By J Solomon, MTUC secretary-general
Less than a day after the government unveiled a RM250 bil stimulus package, various business organisations and the Malaysian Employers Federation (MEF) have continued to raise the spectre of massive layoff and salary cutbacks.
The MEF, especially, has described the stimulus package as muddled and lacking in incentives to discourage private companies from retrenching workers.
The SME sector has derided the package as inadequate to address the cash flow and salary costs faced by the companies impacted by the Covid-19 global pandemic.
Employers and companies are using the threat of imposing retrenchments and salary cuts for workers solely for their own vested interest, be it to squeeze more financial aid from the government or simply to downsize to save costs as a quick fix to their bottom-line.
It is a undisputed fact that members of the MEF, SME companies and thousands of other business entities in Malaysia have been reaping profits continuously for many years.
In many cases, the profits were accumulated by keeping wages low and in many cases, hiring foreign workers to further ensure labour costs were supressed so that profits could be maintained or increased.
These very same employers and companies are now claiming they will fold and be forced to retrench workers by the thousands if the government does not increase its financial assistance to them.
They are ramping up such claims after just a matter of weeks since the Covid 19 economic fallout begun. It does not make sense that overnight, these companies are proclaiming themselves as so financially fragile despite raking in healthy profits over the years.
The assertions by the SMEs and the MEF that they will fold up in the next few months due to the Covid 19 economic meltdown is done mainly to gain public sympathy. However, there is no data forthcoming to prove they are in any immediate danger of folding up and need to retrench workers or cut their salaries.
Indeed there is no justification for them to do so. The stimulus package provides RM100 billion ringgit worth of soft loans and other incentives to companies, including SMEs. There is even a multi billion ringgit fund to pay RM600 monthly to workers of companies suffering more than 50% dip in business.

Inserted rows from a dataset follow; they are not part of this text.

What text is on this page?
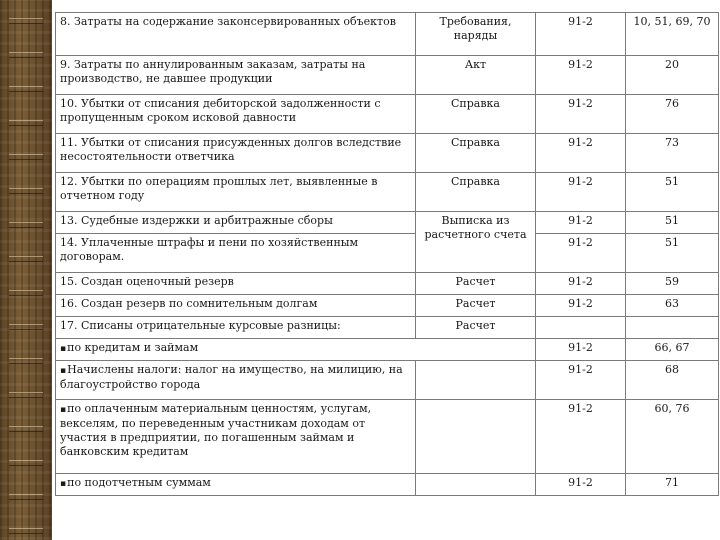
8. Затраты на содержание законсервированных объектов	Требования, наряды	91-2	10, 51, 69, 70
9. Затраты по аннулированным заказам, затраты на производство, не давшее продукции	Акт	91-2	20
10. Убытки от списания дебиторской задолженности с пропущенным сроком исковой давности	Справка	91-2	76
11. Убытки от списания присужденных долгов вследствие несостоятельности ответчика	Справка	91-2	73
12. Убытки по операциям прошлых лет, выявленные в отчетном году	Справка	91-2	51
13. Судебные издержки и арбитражные сборы	Выписка из расчетного счета	91-2	51
14. Уплаченные штрафы и пени по хозяйственным договорам.		91-2	51
15. Создан оценочный резерв	Расчет	91-2	59
16. Создан резерв по сомнительным долгам	Расчет	91-2	63
17. Списаны отрицательные курсовые разницы:	Расчет		
▪ по кредитам и займам		91-2	66, 67
▪ Начислены налоги: налог на имущество, на милицию, на благоустройство города		91-2	68
▪ по оплаченным материальным ценностям, услугам, векселям, по переведенным участникам доходам от участия в предприятии, по погашенным займам и банковским кредитам		91-2	60, 76
▪ по подотчетным суммам		91-2	71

Looking at the government package earmarked for them, coupled with their own healthy profits over the years, MTUC feels that most companies will be able to sustain their operations without retrenching workers or cutting their salaries.

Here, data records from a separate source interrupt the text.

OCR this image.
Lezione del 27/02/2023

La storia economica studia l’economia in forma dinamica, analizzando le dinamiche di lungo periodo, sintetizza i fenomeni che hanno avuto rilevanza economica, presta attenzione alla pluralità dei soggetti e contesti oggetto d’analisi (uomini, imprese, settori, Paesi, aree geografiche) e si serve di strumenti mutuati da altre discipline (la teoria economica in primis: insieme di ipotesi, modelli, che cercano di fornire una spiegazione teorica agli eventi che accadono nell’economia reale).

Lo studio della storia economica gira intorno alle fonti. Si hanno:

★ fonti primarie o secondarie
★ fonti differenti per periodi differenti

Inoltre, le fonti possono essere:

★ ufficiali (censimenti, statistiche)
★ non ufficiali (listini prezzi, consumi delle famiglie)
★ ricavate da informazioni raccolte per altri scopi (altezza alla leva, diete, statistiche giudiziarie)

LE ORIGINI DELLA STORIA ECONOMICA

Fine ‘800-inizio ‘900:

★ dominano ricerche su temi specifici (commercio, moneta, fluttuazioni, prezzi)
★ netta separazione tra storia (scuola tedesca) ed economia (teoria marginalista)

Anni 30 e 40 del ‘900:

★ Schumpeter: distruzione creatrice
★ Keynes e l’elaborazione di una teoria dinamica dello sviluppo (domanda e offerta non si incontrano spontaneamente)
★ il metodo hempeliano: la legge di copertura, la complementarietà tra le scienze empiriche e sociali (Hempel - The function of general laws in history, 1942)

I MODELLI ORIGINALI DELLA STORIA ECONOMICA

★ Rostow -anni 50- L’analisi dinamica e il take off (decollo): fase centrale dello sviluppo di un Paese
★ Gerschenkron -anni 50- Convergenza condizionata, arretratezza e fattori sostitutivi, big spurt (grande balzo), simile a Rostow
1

It is inconceivable that larger SMEs have not prepared themselves financially to face even three months of low revenue as it smacks of poor management and exposes them as employers who are only interested in stashing profits away.
Workers on the ground are asking how many employers and company directors are themselves biting the bullet in facing the current economic challenges. Have CEOs, senior management and directors offered to forgo their annual dividends, bonuses and other benefits before making threats to reduce their workforce or cut their salaries?

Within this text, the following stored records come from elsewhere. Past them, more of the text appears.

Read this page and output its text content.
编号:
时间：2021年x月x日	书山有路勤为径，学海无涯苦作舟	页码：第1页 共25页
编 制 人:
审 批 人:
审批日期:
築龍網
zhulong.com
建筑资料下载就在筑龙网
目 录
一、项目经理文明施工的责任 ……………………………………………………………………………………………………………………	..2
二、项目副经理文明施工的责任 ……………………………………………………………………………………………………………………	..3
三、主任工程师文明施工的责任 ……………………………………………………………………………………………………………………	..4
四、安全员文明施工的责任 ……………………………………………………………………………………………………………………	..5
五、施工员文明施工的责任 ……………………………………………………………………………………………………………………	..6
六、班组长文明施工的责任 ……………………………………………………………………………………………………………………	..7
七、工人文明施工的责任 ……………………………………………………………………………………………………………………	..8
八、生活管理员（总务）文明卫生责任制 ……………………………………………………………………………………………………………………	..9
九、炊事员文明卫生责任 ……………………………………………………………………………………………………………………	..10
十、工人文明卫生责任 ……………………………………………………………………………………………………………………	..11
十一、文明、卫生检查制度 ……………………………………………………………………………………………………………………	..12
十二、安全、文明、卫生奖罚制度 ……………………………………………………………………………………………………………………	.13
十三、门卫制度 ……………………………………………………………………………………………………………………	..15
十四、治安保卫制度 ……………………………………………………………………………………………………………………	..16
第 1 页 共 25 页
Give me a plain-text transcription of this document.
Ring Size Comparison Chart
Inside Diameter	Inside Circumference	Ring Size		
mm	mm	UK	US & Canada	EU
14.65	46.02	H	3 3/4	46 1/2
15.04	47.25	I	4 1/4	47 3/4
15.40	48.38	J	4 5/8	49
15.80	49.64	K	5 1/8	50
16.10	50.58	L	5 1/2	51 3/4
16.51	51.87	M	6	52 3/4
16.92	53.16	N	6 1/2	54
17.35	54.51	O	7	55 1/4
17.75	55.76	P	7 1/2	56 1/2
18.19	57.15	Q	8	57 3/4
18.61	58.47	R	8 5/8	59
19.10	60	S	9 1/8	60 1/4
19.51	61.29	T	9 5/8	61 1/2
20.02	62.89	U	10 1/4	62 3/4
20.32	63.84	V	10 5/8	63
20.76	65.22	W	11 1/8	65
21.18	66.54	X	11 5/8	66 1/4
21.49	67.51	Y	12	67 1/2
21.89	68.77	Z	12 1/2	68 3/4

We urge employers to refrain from making it sound as if they started their companies solely to provide jobs. The companies are mainly for profits and to generate profits, they employ workers. It is a symbiotic relationship. Business cannot survive without workers.
Having made profits with the blood, sweat and tears of workers, it is time to treat them with respect so that they are there when situation returns to normal.
At the very least, employers and companies should ‘try out’ the stimulus package, before being quick to throw in the towel and threaten to cut salaries or worse, retrench workers who are already struggling to make ends meet.
Such antics or theatrics must be stopped immediately to prevent widespread panic among workers and their families. If unchecked, such threats by employers will also undermine the already weak economy.
There is plenty of history to show that it will be fool hardy for the government to expect employers to voluntarily pledge to not to lay off workers during the current Emergency, even with all the help rendered to the companies thus far.
As such, MTUC reiterates its call to the government to immediately introduce a ministerial order on job security to make it illegal for any employer to retrench workers or cut their salaries arbitrarily.
The Minister of Human Resources must take the lead and use his powers to introduce the Emergence Employment Regulation and make it mandatory for companies to undergo strict vetting before they are permitted to touch on workers rights, including their job security and related benefits.
Only by requiring companies to furnish the required data, will the government stop employers from using their workers as a form of blackmail to gain more financial aid from the government.
The government must consider introducing punitive punishment against employers who are quick to cut salaries and retrench workers while at the same time receive millions of ringgit in aid from the government stimulus package. This is morally repungent and a form of economic treason against Malaysia.